I’m not a video game guy and never have been. I dabbled in Tetris and played some two player games with friends and family, mostly Mortal Kombat and Mario Kart. Perhaps it’s my age–I’m solid Atari-wave Gen-X, the last generational cohort to have a real choice about playing video games. Perhaps I was just always more interested in other stuff. I’d rather read, play guitar, hike, whatever.

A couple of weeks ago, a coworker introduced me to Candy Crush, a single-player game where you try to line up images of candy into groups of three or more, which makes them disappear and more candy pours in from the top. It looks like this:

CandyCrush

It sounds boring, and it should be, but I found I wanted to keep playing it. It has this Goldilocks just-hard-enough thing, and the rules are not completely handed to you, in an appealing way. In a short period of depression following a company-wide layoff, I downloaded the game to my iPod and started playing it. It engaged me when nothing else seemed interesting. A few days later, I accidentally played it for an hour and a half, losing my chance to get something done I’d decided to do. I felt cheated. I felt guilty. I felt ashamed. I started this essay in my head. 

Candy Crush is a combination of almost completely useless but also very sticky for me in the addiction-theory sense; I want to and do play it all the time but get almost nothing out of it. There are elements of pattern recognition and strategy but of very limited generalizability. There is no social component except for bragging to or begging from friends on facebook. Not only that, but the shapes, motion and patterns of the game show up persistently in my imagination when I’d rather they didn’t: talking with Reanna, meditating, trying to sleep. And dreams–when my friend Zen posted this image, I was certain I’d dreamed this exact scenario:

ZenSprinkles

It got into my head the way speedcubing did for the first several months. The differences are that cubing skills are more generalizable–memorization, dexterity, three-dimensional pattern recognition and tracking– and that I’m genuinely proud of  and happy with my moderate Rubik’s-cubing skills. My average one-minute cube solve has a “wow” factor that saying or showing someone that I’m working on Candy Crush level 50 just does not have.
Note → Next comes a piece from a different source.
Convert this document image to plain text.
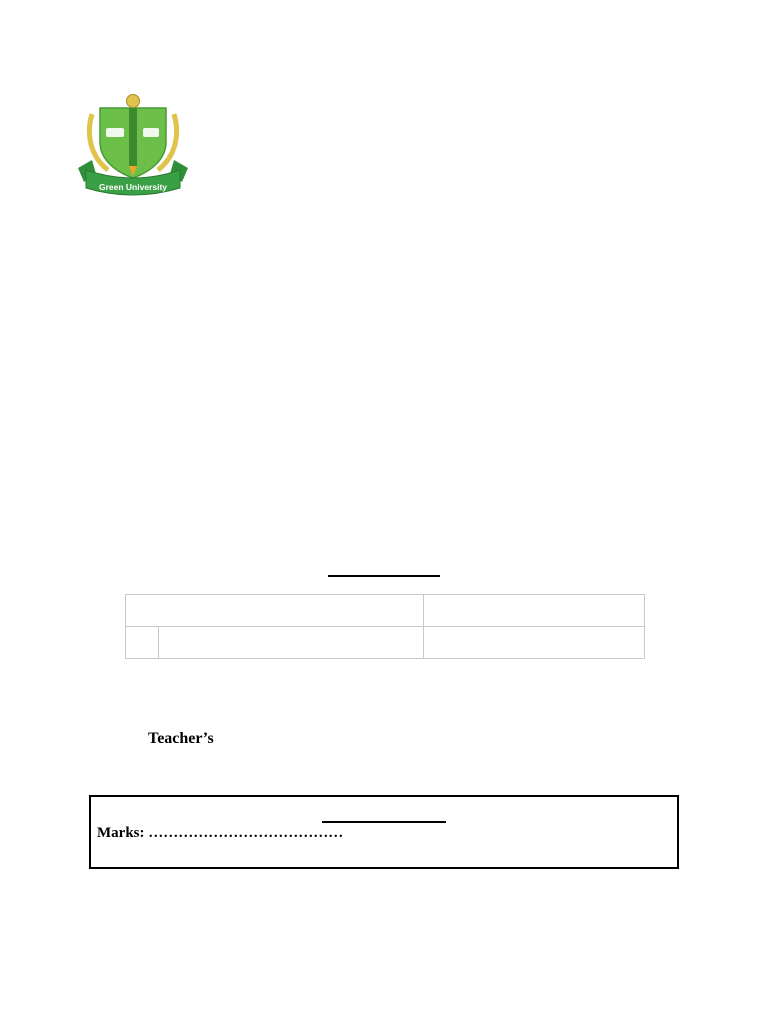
Green University

Teacher’s
Marks: …………………………………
That was how “The Problem With Candy Crush” was going when I attended a lecture at the Southern Region Student Wellness Conference by Tim Burns, entitled, “Fostering Wellbeing and Resiliency.” Apparently, there is some correlation between resiliency and the percentage of the day people say they are having fun, with some kind of threshold at 40%. I haven’t looked into that research, but it really made me think. It wasn’t really that I estimated myself having fun somewhat less than 40% of the time. It was that I was in the middle of this essay about how Candy Crush was stupid and compelling and I hadn’t put my finger on why: It is really, really fun.  And I value fun. I value it for its own sake, not just for some theoretical correlation with resiliency.
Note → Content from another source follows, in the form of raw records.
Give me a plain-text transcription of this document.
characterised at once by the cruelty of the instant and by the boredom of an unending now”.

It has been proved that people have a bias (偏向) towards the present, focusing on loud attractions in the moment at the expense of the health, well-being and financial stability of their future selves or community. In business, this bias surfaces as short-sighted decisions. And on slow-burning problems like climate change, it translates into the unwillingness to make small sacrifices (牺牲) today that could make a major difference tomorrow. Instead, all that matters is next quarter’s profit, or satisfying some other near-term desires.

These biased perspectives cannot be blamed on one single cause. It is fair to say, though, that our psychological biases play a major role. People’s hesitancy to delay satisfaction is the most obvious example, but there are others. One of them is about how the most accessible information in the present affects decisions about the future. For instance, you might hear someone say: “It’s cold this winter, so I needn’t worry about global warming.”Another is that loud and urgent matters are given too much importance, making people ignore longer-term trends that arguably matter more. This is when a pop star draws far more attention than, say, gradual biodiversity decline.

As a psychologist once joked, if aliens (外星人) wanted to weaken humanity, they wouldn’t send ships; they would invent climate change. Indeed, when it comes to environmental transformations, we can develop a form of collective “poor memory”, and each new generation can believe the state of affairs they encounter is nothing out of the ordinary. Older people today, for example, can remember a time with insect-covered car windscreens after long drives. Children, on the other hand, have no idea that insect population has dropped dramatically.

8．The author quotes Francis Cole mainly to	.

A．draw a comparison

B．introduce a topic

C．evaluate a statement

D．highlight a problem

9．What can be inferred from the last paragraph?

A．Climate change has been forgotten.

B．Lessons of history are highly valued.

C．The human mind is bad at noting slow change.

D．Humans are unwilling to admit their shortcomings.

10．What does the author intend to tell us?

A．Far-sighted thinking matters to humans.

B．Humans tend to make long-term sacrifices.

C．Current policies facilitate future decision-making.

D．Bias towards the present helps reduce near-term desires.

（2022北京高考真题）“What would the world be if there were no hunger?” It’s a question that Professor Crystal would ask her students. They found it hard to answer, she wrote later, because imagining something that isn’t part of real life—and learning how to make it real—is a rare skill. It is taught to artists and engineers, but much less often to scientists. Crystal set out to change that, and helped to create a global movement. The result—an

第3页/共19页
That’s when I started writing an essay in my head entitled, “The Problem With the Problem With Candy Crush: Fun.”

But a few days later, I deleted the game. I had just dropped Reanna off at the airport and wouldn’t see her for a couple weeks. I’m also unemployed for those couple weeks, so I have a huge list of projects I am excited about getting done, in my trailer, around the yard, in the garden, etc. And I’m planning to sleep a lot, exercise a lot, cook a lot, and generally recuperate. It’s an inspiring vision. But when I got back to Joshua Tree, instead of brainstorming my vacation and getting to sleep early, I played an hour and a half of Candy Crush. The thing is, I’m not depressed any more and I have tons of stuff I want to do–that will be fun to do–but if I didn’t delete that game I would have frittered those precious two weeks away, having fun but isolated and having nothing to show for it. That’s not me. It had to go.